Fr. Míceál O'Neill, O.Carm., a friar of the Irish Carmelite Province, was elected prior general of the Order of Carmelites in 2019. He has served in many ministries within the order, including in Latin America, and most recently as prior of the order's international study house in Rome.

Mr. Patrick Rivera is the director of the Office for Young Adult Ministry at the Diocese of San Diego and a member of the National Advisory Team for Young Adult Ministry at the USCCB.

May 1 : St. Joseph - Cultivating Creative Courage
"Joseph is certainly not passively resigned but courageously and firmly proactive. In our own lives, acceptance and welcome can be an expression of the Holy Spirit's gift of fortitude. Only the Lord can give us the strength needed to accept life as it is, with all its contradictions, frustrations and disappointments." ("Patris Corde," 4)

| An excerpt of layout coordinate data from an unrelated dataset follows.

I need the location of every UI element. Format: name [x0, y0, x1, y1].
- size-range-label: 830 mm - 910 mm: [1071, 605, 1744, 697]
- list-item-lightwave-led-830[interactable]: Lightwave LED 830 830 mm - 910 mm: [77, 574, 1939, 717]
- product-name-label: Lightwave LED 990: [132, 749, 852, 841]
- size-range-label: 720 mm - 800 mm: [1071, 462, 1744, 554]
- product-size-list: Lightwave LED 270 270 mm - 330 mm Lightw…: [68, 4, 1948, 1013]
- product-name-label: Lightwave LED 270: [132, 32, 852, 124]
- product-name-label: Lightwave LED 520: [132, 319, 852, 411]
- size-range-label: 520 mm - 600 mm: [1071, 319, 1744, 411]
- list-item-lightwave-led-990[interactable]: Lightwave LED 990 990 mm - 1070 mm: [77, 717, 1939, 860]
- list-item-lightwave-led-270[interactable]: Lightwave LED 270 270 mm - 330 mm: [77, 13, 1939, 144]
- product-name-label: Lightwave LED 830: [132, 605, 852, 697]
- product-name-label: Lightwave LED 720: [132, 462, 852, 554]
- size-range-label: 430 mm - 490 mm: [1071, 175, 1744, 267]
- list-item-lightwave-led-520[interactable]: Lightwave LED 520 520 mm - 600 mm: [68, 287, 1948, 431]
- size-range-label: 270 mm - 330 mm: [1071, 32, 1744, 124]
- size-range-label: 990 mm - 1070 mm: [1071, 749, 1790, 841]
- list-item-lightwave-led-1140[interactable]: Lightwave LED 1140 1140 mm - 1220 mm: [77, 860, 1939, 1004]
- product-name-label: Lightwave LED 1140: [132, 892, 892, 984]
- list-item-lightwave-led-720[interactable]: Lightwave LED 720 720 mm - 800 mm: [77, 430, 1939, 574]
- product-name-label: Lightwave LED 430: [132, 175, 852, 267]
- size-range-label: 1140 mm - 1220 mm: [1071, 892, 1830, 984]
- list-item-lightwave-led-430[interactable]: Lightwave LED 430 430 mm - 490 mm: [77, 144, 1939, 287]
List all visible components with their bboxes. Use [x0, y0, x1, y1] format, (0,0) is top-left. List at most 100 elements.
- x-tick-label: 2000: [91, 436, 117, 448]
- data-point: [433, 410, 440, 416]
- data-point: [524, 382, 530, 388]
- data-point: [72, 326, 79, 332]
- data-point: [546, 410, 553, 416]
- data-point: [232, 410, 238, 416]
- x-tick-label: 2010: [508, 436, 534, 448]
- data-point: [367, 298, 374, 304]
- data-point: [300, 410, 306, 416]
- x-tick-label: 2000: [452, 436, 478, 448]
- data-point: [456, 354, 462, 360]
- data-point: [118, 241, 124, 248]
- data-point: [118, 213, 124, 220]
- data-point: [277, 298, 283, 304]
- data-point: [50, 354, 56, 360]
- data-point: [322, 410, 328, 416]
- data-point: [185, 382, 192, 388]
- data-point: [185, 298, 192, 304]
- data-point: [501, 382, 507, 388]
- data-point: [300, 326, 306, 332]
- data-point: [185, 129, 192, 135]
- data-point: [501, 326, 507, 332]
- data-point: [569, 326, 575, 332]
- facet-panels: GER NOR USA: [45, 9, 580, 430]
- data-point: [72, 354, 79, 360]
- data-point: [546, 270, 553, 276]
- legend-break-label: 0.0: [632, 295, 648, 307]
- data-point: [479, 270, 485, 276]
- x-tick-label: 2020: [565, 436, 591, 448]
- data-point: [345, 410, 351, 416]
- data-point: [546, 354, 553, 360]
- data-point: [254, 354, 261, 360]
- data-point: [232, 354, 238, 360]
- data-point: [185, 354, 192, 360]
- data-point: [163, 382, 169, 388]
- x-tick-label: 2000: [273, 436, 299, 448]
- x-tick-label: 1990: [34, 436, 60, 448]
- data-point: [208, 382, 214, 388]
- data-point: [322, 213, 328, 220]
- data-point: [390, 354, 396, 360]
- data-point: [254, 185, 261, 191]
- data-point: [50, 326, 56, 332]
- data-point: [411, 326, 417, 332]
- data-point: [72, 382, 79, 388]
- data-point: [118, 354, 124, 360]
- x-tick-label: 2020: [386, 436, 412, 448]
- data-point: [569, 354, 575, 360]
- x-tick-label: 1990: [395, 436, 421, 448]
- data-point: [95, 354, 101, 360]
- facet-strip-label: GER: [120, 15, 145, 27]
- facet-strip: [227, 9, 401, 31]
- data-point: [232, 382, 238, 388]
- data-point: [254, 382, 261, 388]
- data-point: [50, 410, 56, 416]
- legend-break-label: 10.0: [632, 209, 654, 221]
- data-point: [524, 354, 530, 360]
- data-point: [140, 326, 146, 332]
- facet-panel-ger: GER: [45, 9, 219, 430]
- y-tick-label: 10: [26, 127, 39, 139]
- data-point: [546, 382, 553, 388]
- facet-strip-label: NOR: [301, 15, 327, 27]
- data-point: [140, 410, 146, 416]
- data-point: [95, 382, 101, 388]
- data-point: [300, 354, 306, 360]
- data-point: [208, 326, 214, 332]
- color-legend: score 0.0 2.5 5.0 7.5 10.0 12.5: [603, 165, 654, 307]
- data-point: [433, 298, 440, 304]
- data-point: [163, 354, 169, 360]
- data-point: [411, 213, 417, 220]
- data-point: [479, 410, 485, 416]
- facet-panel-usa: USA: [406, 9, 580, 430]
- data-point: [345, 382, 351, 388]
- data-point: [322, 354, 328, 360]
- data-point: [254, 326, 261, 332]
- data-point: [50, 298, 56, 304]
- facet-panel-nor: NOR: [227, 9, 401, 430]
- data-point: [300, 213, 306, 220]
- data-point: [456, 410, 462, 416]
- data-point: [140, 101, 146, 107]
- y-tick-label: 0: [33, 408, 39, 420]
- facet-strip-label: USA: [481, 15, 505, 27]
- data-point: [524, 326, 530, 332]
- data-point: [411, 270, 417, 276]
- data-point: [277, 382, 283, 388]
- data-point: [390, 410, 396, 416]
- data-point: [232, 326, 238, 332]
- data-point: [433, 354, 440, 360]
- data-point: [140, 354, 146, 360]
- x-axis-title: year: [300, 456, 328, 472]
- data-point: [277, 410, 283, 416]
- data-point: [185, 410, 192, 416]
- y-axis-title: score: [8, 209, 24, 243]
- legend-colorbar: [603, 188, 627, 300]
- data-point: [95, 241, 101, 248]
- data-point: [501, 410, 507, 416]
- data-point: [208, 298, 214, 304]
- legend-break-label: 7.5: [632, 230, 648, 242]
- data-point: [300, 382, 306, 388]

The final reflection will be on "creative courage." How to face these difficult times with creativity, when everything presses us towards stillness? Through his "fiat," like Mary, Joseph accepts the path that God has laid out for him. In this way, he served not only Jesus and Mary, but all of humanity. How can we also put this creative obedience into practice in our relationships and in daily life?

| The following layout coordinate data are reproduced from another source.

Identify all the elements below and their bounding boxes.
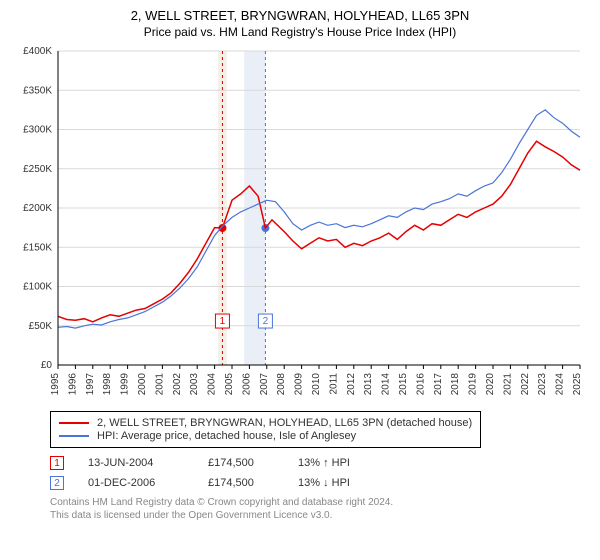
svg-text:£150K: £150K bbox=[23, 242, 52, 253]
event-row: 1 13-JUN-2004£174,50013% ↑ HPI bbox=[50, 456, 590, 470]
legend-label: HPI: Average price, detached house, Isle… bbox=[97, 430, 356, 442]
svg-text:£400K: £400K bbox=[23, 46, 52, 57]
legend-item: 2, WELL STREET, BRYNGWRAN, HOLYHEAD, LL6… bbox=[59, 417, 472, 429]
event-delta: 13% ↓ HPI bbox=[298, 477, 408, 489]
svg-text:2012: 2012 bbox=[346, 373, 357, 396]
svg-text:2025: 2025 bbox=[572, 373, 583, 396]
svg-text:2020: 2020 bbox=[485, 373, 496, 396]
svg-text:2019: 2019 bbox=[468, 373, 479, 396]
svg-text:£100K: £100K bbox=[23, 282, 52, 293]
price-chart: £0 £50K £100K £150K £200K £250K £300K £350K £400… bbox=[10, 45, 590, 405]
svg-text:£200K: £200K bbox=[23, 203, 52, 214]
svg-text:2010: 2010 bbox=[311, 373, 322, 396]
event-price: £174,500 bbox=[208, 477, 298, 489]
svg-text:2011: 2011 bbox=[328, 373, 339, 395]
footer-line: Contains HM Land Registry data © Crown c… bbox=[50, 496, 590, 509]
legend-swatch bbox=[59, 422, 89, 424]
svg-text:2005: 2005 bbox=[224, 373, 235, 396]
svg-text:£50K: £50K bbox=[29, 321, 53, 332]
svg-text:1999: 1999 bbox=[120, 373, 131, 396]
svg-text:£250K: £250K bbox=[23, 164, 52, 175]
event-price: £174,500 bbox=[208, 457, 298, 469]
svg-text:2009: 2009 bbox=[294, 373, 305, 396]
svg-text:2018: 2018 bbox=[450, 373, 461, 396]
page-title: 2, WELL STREET, BRYNGWRAN, HOLYHEAD, LL6… bbox=[10, 8, 590, 23]
svg-text:2003: 2003 bbox=[189, 373, 200, 396]
svg-text:2016: 2016 bbox=[415, 373, 426, 396]
svg-text:1: 1 bbox=[220, 316, 226, 327]
svg-text:2007: 2007 bbox=[259, 373, 270, 396]
legend: 2, WELL STREET, BRYNGWRAN, HOLYHEAD, LL6… bbox=[50, 411, 481, 448]
footer-line: This data is licensed under the Open Gov… bbox=[50, 509, 590, 522]
event-badge: 1 bbox=[50, 456, 64, 470]
page-subtitle: Price paid vs. HM Land Registry's House … bbox=[10, 25, 590, 39]
svg-text:£0: £0 bbox=[41, 360, 53, 371]
svg-text:2002: 2002 bbox=[172, 373, 183, 396]
svg-text:1995: 1995 bbox=[50, 373, 61, 396]
svg-text:£300K: £300K bbox=[23, 125, 52, 136]
svg-text:2008: 2008 bbox=[276, 373, 287, 396]
event-date: 01-DEC-2006 bbox=[88, 477, 208, 489]
svg-text:£350K: £350K bbox=[23, 85, 52, 96]
legend-swatch bbox=[59, 435, 89, 437]
svg-text:1997: 1997 bbox=[85, 373, 96, 396]
svg-text:1996: 1996 bbox=[67, 373, 78, 396]
event-date: 13-JUN-2004 bbox=[88, 457, 208, 469]
svg-text:2: 2 bbox=[263, 316, 269, 327]
event-row: 2 01-DEC-2006£174,50013% ↓ HPI bbox=[50, 476, 590, 490]
legend-item: HPI: Average price, detached house, Isle… bbox=[59, 430, 472, 442]
svg-text:2013: 2013 bbox=[363, 373, 374, 396]
legend-label: 2, WELL STREET, BRYNGWRAN, HOLYHEAD, LL6… bbox=[97, 417, 472, 429]
svg-text:2021: 2021 bbox=[502, 373, 513, 396]
svg-text:2001: 2001 bbox=[154, 373, 165, 396]
svg-text:2024: 2024 bbox=[555, 373, 566, 396]
svg-text:2004: 2004 bbox=[207, 373, 218, 396]
event-delta: 13% ↑ HPI bbox=[298, 457, 408, 469]
svg-text:2023: 2023 bbox=[537, 373, 548, 396]
svg-text:2017: 2017 bbox=[433, 373, 444, 396]
svg-text:2014: 2014 bbox=[381, 373, 392, 396]
svg-text:2022: 2022 bbox=[520, 373, 531, 396]
svg-text:2006: 2006 bbox=[241, 373, 252, 396]
event-table: 1 13-JUN-2004£174,50013% ↑ HPI 2 01-DEC-200… bbox=[50, 456, 590, 490]
svg-text:1998: 1998 bbox=[102, 373, 113, 396]
svg-text:2015: 2015 bbox=[398, 373, 409, 396]
svg-text:2000: 2000 bbox=[137, 373, 148, 396]
footer-attribution: Contains HM Land Registry data © Crown c… bbox=[50, 496, 590, 522]
event-badge: 2 bbox=[50, 476, 64, 490]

Cardinal Joseph Tobin, C.Ss.R., is the archbishop of Newark, New Jersey, and Lay Centre board member. Pope Francis recently named Cardinal Tobin as a member of the Vatican's Congregation for Bishops.

March 19 – May 1: St. Joseph through Art
Dr. Barbara Aniello is an art historian, musicologist and cellist. She is currently an associate lecturer at the Pontifical Gregorian University in the Faculty of History and Cultural Heritage of the Church.

Immaculate Conception Seminary is a House of Formation for the Roman Catholic priesthood and the School of Theology of Seton Hall University. Forming priests for God's people has remained the Seminary's constant focus, and the Seminary faculty – well-educated authors and scholars in their own fields – devote their time and energy to preparing these men for priesthood amidst the challenges of the 21st century. The School also focuses on the education of lay men and women in theology, permanent deacons, religious who are not studying for ordination, and already-ordained priests – not only providing for them academically, but also for their personal, pastoral and spiritual formation.